BAIER: Meanwhile, Congressman Ron Paul says it's all about delegates. He was hoping for a win in Maine. Some of his supporters say they are still hoping for a win in Maine and think they can get those votes in that last counting. Take a listen as he adds up the delegates to Neil Cavuto.
(BEGIN VIDEO CLIP)
RON PAUL, R - PRESIDENTIAL CANDIDATE: Within a month or so we think we are going to win the delegates, so I mean that's the win that counts even more so than the straw vote.
(END VIDEO CLIP)
BAIER: so he is saying, Jeff, in all the caucus states especially the allocation of the delegates comes in a series of contests, precinct, county, state and then you appoint the national delegates. The Paul people think they are going to win some of those states.

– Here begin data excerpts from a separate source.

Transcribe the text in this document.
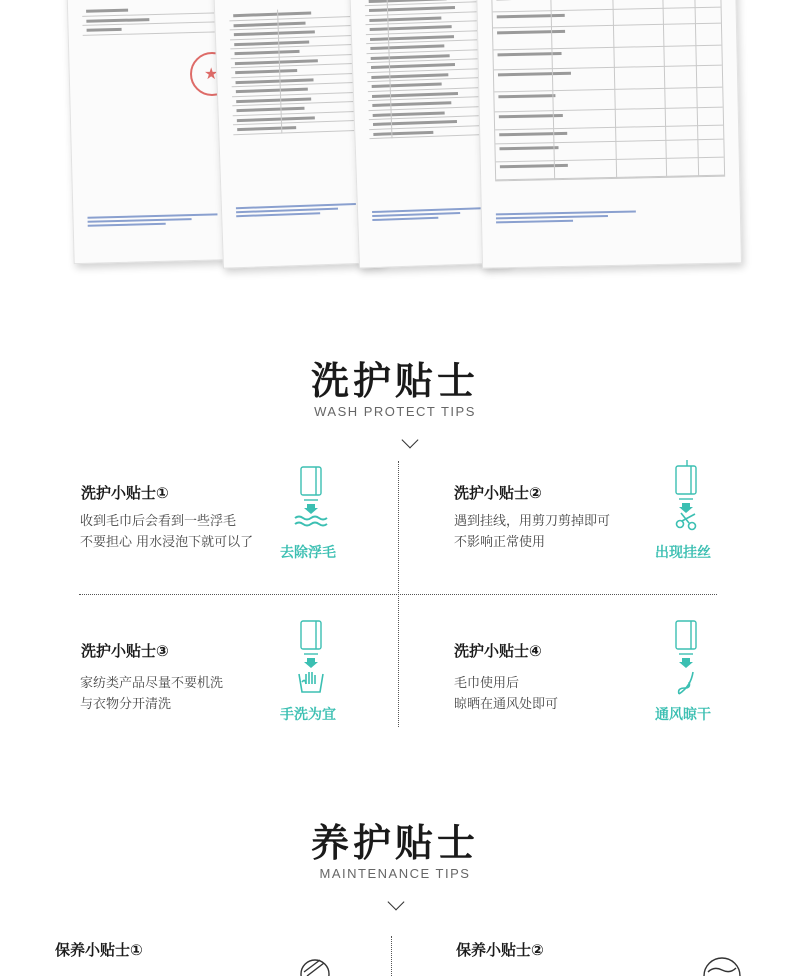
★
洗护贴士
WASH PROTECT TIPS
洗护小贴士①
收到毛巾后会看到一些浮毛
不要担心 用水浸泡下就可以了
去除浮毛
洗护小贴士②
遇到挂线，用剪刀剪掉即可
不影响正常使用
出现挂丝
洗护小贴士③
家纺类产品尽量不要机洗
与衣物分开清洗
手洗为宜
洗护小贴士④
毛巾使用后
晾晒在通风处即可
通风晾干
养护贴士
MAINTENANCE TIPS
保养小贴士①	保养小贴士②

ZELENY: They're definitely going to win some of those. And they're - - he is not going to arrive in Florida at the convention empty-handed. Newt Gingrich is going to have South Carolina and perhaps that's it. But Ron Paul is still not competing in these primary states. He is not competing, or at least planning to compete in Ohio and Georgia aggressively. He is just going for these caucus states. So he's absolutely right, he's going to have these delegates, but not enough delegates to win this.
But he is on the Virginia ballot. That's one thing that Rick Santorum and Newt Gingrich are not. So for all these, sort of hand-wringing now at Romney headquarters, they do have this Virginia sort of thing in their back pocket that he could win all those delegates.
BAIER: And isn't it interesting that the Paul campaign doesn't swing that hard against Mitt Romney?
JEFF ZELENY, NEW YORK TIMES: It has been one of the most interesting sort of side stories or under the radar things of the whole campaign. Their wives are very friendly. I think he has been a big help to him. And he has never laid a punch on him and he certainly could. His supporter would be happy if he did.